The objective of the preprocessing phase is to build a k-mer database for a given MLST scheme and a given value of k. In the uncompressed version of the algorithm, for each locus in the scheme, the k-mers of all alleles of the locus are computed, and a hash table linking each k-mer to the alleles where it is present is created. In this hash table, each k-mer points to a list of all the alleles containing this k-mer. The same k-mer can be found in different loci, although the larger the value of k, the less likely this is to happen.

It is possible to compress this hash map by storing a subset of the k-mers, that still represent all sequence variation seen in the alleles. This is done with the construction of a coloured de Bruijn graph [33] for each locus of a given MLST scheme.
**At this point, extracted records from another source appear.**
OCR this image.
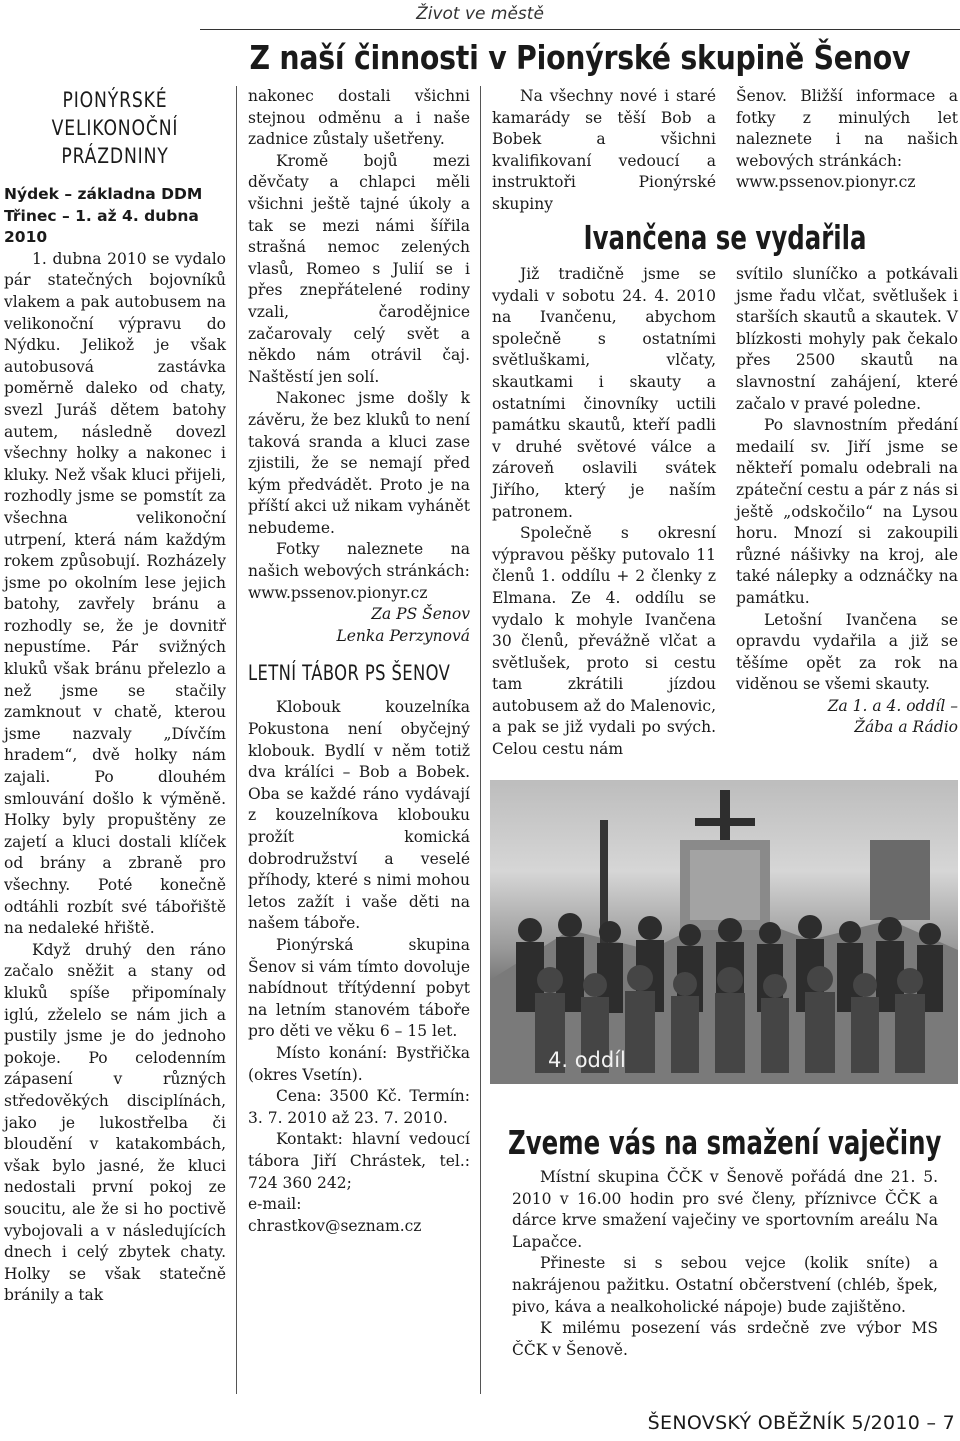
Život ve městě
Z naší činnosti v Pionýrské skupině Šenov
PIONÝRSKÉ
VELIKONOČNÍ
PRÁZDNINY
Nýdek – základna DDM
Třinec – 1. až 4. dubna
2010

1. dubna 2010 se vydalo pár statečných bojovníků vlakem a pak autobusem na velikonoční výpravu do Nýdku. Jelikož je však autobusová zastávka poměrně daleko od chaty, svezl Juráš dětem batohy autem, následně dovezl všechny holky a nakonec i kluky. Než však kluci přijeli, rozhodly jsme se pomstít za všechna velikonoční utrpení, která nám každým rokem způsobují. Rozházely jsme po okolním lese jejich batohy, zavřely bránu a rozhodly se, že je dovnitř nepustíme. Pár svižných kluků však bránu přelezlo a než jsme se stačily zamknout v chatě, kterou jsme nazvaly „Dívčím hradem“, dvě holky nám zajali. Po dlouhém smlouvání došlo k výměně. Holky byly propuštěny ze zajetí a kluci dostali klíček od brány a zbraně pro všechny. Poté konečně odtáhli rozbít své tábořiště na nedaleké hřiště.

Když druhý den ráno začalo sněžit a stany od kluků spíše připomínaly iglú, zželelo se nám jich a pustily jsme je do jednoho pokoje. Po celodenním zápasení v různých středověkých disciplínách, jako je lukostřelba či bloudění v katakombách, však bylo jasné, že kluci nedostali první pokoj ze soucitu, ale že si ho poctivě vybojovali a v následujících dnech i celý zbytek chaty. Holky se však statečně bránily a tak

nakonec dostali všichni stejnou odměnu a i naše zadnice zůstaly ušetřeny.

Kromě bojů mezi děvčaty a chlapci měli všichni ještě tajné úkoly a tak se mezi námi šířila strašná nemoc zelených vlasů, Romeo s Julií se i přes znepřátelené rodiny vzali, čarodějnice začarovaly celý svět a někdo nám otrávil čaj. Naštěstí jen solí.

Nakonec jsme došly k závěru, že bez kluků to není taková sranda a kluci zase zjistili, že se nemají před kým předvádět. Proto je na příští akci už nikam vyhánět nebudeme.

Fotky naleznete na našich webových stránkách:

www.pssenov.pionyr.cz

Za PS Šenov

Lenka Perzynová

LETNÍ TÁBOR PS ŠENOV

Klobouk kouzelníka Pokustona není obyčejný klobouk. Bydlí v něm totiž dva králíci – Bob a Bobek. Oba se každé ráno vydávají z kouzelníkova klobouku prožít komická dobrodružství a veselé příhody, které s nimi mohou letos zažít i vaše děti na našem táboře.

Pionýrská skupina Šenov si vám tímto dovoluje nabídnout třítýdenní pobyt na letním stanovém táboře pro děti ve věku 6 – 15 let.

Místo konání: Bystřička (okres Vsetín).

Cena: 3500 Kč. Termín: 3. 7. 2010 až 23. 7. 2010.

Kontakt: hlavní vedoucí tábora Jiří Chrástek, tel.: 724 360 242;

e-mail:

chrastkov@seznam.cz

Na všechny nové i staré kamarády se těší Bob a Bobek a všichni kvalifikovaní vedoucí a instruktoři Pionýrské skupiny

Šenov. Bližší informace a fotky z minulých let naleznete i na našich webových stránkách:

www.pssenov.pionyr.cz

Ivančena se vydařila

Již tradičně jsme se vydali v sobotu 24. 4. 2010 na Ivančenu, abychom společně s ostatními světluškami, vlčaty, skautkami i skauty a ostatními činovníky uctili památku skautů, kteří padli v druhé světové válce a zároveň oslavili svátek Jiřího, který je naším patronem.

Společně s okresní výpravou pěšky putovalo 11 členů 1. oddílu + 2 členky z Elmana. Ze 4. oddílu se vydalo k mohyle Ivančena 30 členů, převážně vlčat a světlušek, proto si cestu tam zkrátili jízdou autobusem až do Malenovic, a pak se již vydali po svých. Celou cestu nám

svítilo sluníčko a potkávali jsme řadu vlčat, světlušek i starších skautů a skautek. V blízkosti mohyly pak čekalo přes 2500 skautů na slavnostní zahájení, které začalo v pravé poledne.

Po slavnostním předání medailí sv. Jiří jsme se někteří pomalu odebrali na zpáteční cestu a pár z nás si ještě „odskočilo“ na Lysou horu. Mnozí si zakoupili různé nášivky na kroj, ale také nálepky a odznáčky na památku.

Letošní Ivančena se opravdu vydařila a již se těšíme opět za rok na viděnou se všemi skauty.

Za 1. a 4. oddíl –

Žába a Rádio

4. oddíl
Zveme vás na smažení vaječiny

Místní skupina ČČK v Šenově pořádá dne 21. 5. 2010 v 16.00 hodin pro své členy, příznivce ČČK a dárce krve smažení vaječiny ve sportovním areálu Na Lapačce.

Přineste si s sebou vejce (kolik sníte) a nakrájenou pažitku. Ostatní občerstvení (chléb, špek, pivo, káva a nealkoholické nápoje) bude zajištěno.

K milému posezení vás srdečně zve výbor MS ČČK v Šenově.

ŠENOVSKÝ OBĚŽNÍK 5/2010 – 7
A de Bruijn graph is a graph whose vertices are the k-mers observed in the alleles of the given locus and whose edges connect k-mers of the form ax and xb, where a,b {A,C,G,T} are single nucleotides and x is a common (k−1)-mer. A coloured de Bruijn graph has the extra information, on each k-mer node, of which colours (alleles) have this k-mer. A contig is a path in this graph, starting and ending at branching nodes (i.e. nodes of degree greater than 1), and containing no internal branching node. A pair of contigs with the same starting and ending branching nodes is commonly called a bubble and represents sequence variation between different alleles, as seen in Fig. 1.

Fig. 1. — Sketch of a coloured de Bruijn graph with four alleles, each represented by a different colour. The branching nodes are marked in grey, and paths between those nodes correspond to contigs. All nodes of the same contig have the same set of colours.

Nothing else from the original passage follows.